When this happens, it means that the second wave of the crisis is now hitting the Thai corporations who will take turns to declare bankruptcy and lay off their workers, triggering widespread social unrest.

Since Thailand is facing a financial problem, it needs a financial manager to resolve it. Amazingly enough, there is not a single financial manager to help untangle the financial crisis. All the top three policy-makers in charge of economic affairs are macroeconomists, who are not keen enough about financial problems in the private sector.

Virabongsa Ramangkura, the deputy prime minister responsible for the International Monetary Fund programme, is a conservative economist in a classical tradition. Finance Minister Kosit Pampiemras is a development economist, with a reputation for rural development. Chaiyawat Wibulswasdi, the Bank of Thailand governor, is a trade economist who prefers to tackle the complicated macroeconomic models rather than dealing with financial institutions.

The ideal candidate to take on Thailand's financial crisis is Tarrin Nimmanahaeminda, a Democrat MP and a former finance minister. Yet he is not likely to get a chance to do the job under the present make-up of coalition politics.

Tarrin has warned about a need to separate the good assets from the bad assets of the financial institutions. Of the 58 suspended finance companies, Bt500 billion to Bt600 billion is believed to remain good and the remaining Bt500 billion to Bt600 billion is bad.

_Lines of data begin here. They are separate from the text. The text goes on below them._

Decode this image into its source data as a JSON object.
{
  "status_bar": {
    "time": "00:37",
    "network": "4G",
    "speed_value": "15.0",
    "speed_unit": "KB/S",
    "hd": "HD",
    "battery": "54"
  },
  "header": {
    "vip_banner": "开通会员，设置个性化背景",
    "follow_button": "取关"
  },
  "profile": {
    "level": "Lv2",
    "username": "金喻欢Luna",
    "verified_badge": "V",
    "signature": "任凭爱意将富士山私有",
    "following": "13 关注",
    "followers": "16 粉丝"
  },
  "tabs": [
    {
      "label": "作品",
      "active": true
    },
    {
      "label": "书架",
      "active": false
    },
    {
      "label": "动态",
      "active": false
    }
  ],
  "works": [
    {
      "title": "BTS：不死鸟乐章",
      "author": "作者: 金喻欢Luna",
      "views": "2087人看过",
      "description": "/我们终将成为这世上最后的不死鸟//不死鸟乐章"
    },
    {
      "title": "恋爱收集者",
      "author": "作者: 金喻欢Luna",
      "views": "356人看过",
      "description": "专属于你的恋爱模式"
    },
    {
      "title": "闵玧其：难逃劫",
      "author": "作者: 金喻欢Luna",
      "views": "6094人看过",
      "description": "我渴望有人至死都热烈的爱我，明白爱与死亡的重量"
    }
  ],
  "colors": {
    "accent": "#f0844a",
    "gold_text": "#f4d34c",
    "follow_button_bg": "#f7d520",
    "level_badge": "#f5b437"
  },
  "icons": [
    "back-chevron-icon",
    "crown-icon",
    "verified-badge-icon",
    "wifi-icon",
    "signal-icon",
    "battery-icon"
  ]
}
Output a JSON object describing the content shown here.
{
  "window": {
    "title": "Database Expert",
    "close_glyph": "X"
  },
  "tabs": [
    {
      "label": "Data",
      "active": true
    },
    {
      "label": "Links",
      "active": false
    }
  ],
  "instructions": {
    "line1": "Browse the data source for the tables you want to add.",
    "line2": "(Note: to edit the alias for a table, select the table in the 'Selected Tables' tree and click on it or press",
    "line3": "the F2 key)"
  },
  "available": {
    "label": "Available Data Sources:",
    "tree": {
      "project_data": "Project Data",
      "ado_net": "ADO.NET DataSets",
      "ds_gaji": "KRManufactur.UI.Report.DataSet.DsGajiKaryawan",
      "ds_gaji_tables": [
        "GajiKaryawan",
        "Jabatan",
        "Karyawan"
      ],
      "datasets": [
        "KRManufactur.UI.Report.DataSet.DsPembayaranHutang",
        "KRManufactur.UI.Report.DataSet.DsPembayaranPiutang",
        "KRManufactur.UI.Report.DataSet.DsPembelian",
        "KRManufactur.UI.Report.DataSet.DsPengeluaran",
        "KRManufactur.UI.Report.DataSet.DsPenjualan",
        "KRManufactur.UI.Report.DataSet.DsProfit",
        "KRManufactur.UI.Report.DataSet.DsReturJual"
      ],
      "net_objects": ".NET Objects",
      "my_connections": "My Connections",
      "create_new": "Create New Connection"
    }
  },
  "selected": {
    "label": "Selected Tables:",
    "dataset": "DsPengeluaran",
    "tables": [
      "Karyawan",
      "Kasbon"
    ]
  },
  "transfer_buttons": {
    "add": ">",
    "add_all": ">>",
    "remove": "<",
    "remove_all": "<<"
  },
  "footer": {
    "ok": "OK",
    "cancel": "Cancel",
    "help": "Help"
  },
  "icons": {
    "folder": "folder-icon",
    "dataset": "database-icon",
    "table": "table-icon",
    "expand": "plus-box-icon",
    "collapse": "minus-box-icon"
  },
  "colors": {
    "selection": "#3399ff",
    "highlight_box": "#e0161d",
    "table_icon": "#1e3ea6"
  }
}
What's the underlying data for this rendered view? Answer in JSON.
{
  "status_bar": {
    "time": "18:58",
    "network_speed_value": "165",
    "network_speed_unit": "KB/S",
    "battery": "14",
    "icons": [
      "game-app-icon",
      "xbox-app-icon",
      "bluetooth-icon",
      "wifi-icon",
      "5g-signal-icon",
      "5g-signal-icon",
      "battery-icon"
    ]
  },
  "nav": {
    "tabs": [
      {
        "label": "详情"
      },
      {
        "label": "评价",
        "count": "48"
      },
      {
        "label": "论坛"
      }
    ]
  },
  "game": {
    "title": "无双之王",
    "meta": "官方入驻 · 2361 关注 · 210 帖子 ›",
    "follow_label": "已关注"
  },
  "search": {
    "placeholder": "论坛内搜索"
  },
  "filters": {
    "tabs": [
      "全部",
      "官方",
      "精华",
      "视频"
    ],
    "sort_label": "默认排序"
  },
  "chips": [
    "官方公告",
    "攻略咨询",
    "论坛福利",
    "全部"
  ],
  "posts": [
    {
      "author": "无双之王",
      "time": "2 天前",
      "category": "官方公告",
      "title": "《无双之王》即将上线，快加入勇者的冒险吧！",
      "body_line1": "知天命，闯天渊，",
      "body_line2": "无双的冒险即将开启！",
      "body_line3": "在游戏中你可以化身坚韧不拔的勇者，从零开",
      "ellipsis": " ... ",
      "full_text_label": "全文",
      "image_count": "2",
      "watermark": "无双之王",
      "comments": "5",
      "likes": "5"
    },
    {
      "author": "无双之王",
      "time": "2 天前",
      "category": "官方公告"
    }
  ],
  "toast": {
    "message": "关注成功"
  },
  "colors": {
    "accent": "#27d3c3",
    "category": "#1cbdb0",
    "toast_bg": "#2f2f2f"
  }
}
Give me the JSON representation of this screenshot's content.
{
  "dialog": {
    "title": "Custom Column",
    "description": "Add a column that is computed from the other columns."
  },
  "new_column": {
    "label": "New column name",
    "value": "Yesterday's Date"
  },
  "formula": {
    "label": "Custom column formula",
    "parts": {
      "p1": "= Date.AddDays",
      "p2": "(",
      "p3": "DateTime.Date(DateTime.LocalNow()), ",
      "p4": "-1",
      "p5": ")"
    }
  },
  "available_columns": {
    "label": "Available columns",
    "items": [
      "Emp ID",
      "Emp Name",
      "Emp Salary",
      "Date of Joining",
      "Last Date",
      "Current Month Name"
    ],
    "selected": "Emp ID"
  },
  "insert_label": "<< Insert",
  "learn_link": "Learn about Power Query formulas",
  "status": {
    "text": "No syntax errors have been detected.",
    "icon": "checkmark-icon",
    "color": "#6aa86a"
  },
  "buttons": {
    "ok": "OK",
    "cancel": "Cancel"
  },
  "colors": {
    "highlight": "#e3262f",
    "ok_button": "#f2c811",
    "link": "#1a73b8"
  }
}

Good customers of the suspended finance companies still have ''productive assets" but if their hands are tied behind their backs with the suspended firms their assets will soon turn sour.

Tarrin has called for an effective management scheme to keep the good assets of these companies going by taking them out and placing them in the hands of other healthy financial institutions. Nothing has been done so far on this front and the good customers will certainly be wiped out with the suspended finance companies with which they have built up a business relationship.

The Bank of Thailand, which is responsible for the fate of the remaining 33 finance companies and 15 commercial banks, is slow to set up a definite framework for a sweeping financial reform.

How many of them should be allowed to continue their business? Which banks should be forced to merge with others? Which management should be punished or forced out of their jobs? How will the bad assets be auctioned off as quickly as possible? How can liquidity be extended to the good customers? What is the nature of the alliance between Thai banks and foreign banks? What is the future of the Thai financial landscape?

These are some of the critical problems that the Financial Restructuring Authority should have dealt with. Yet the FRA, after initial over-expectations, has seen its role watered down.

It will be looking after the rehabilitation of the 58 suspended finance companies. Yet any decisions on their fate will be made in consultation with the Bank of Thailand. The recommendations will then go to the Finance Ministry, which then will consult with the BOT again in a possibly endless merry-go-round.

It is this lack of independence of the FRA that led Suthee Singhasaneh, a former finance minister, to decline an offer of the FRA chairmanship.

In the meantime, the bad assets of the 33 finance companies and 15 banks should also be dealt with decisively, similar to the bad assets of the 58 finance companies.

A bankruptcy law must be passed to smooth the foreclosure process. The good assets must be entitled to liquidity, otherwise they will go out of business to create an economic depression similar to the US Depression in 1929.

Without the right signal from the regulators, all the big banks have stopped lending because they need to keep liquidity for their survival. The big banks have a prevailing view that since economic environment is spoiled no good customers survive, so why bother to lend out more money to create more bad debts in their books.

This situation is a classic case of the collapse of a credit system, which brings economic activity to a grinding halt. If the financial crisis is still left unresolved, one can expect the baht to continue to plunge ­ and an accompanying futile search for scapegoats.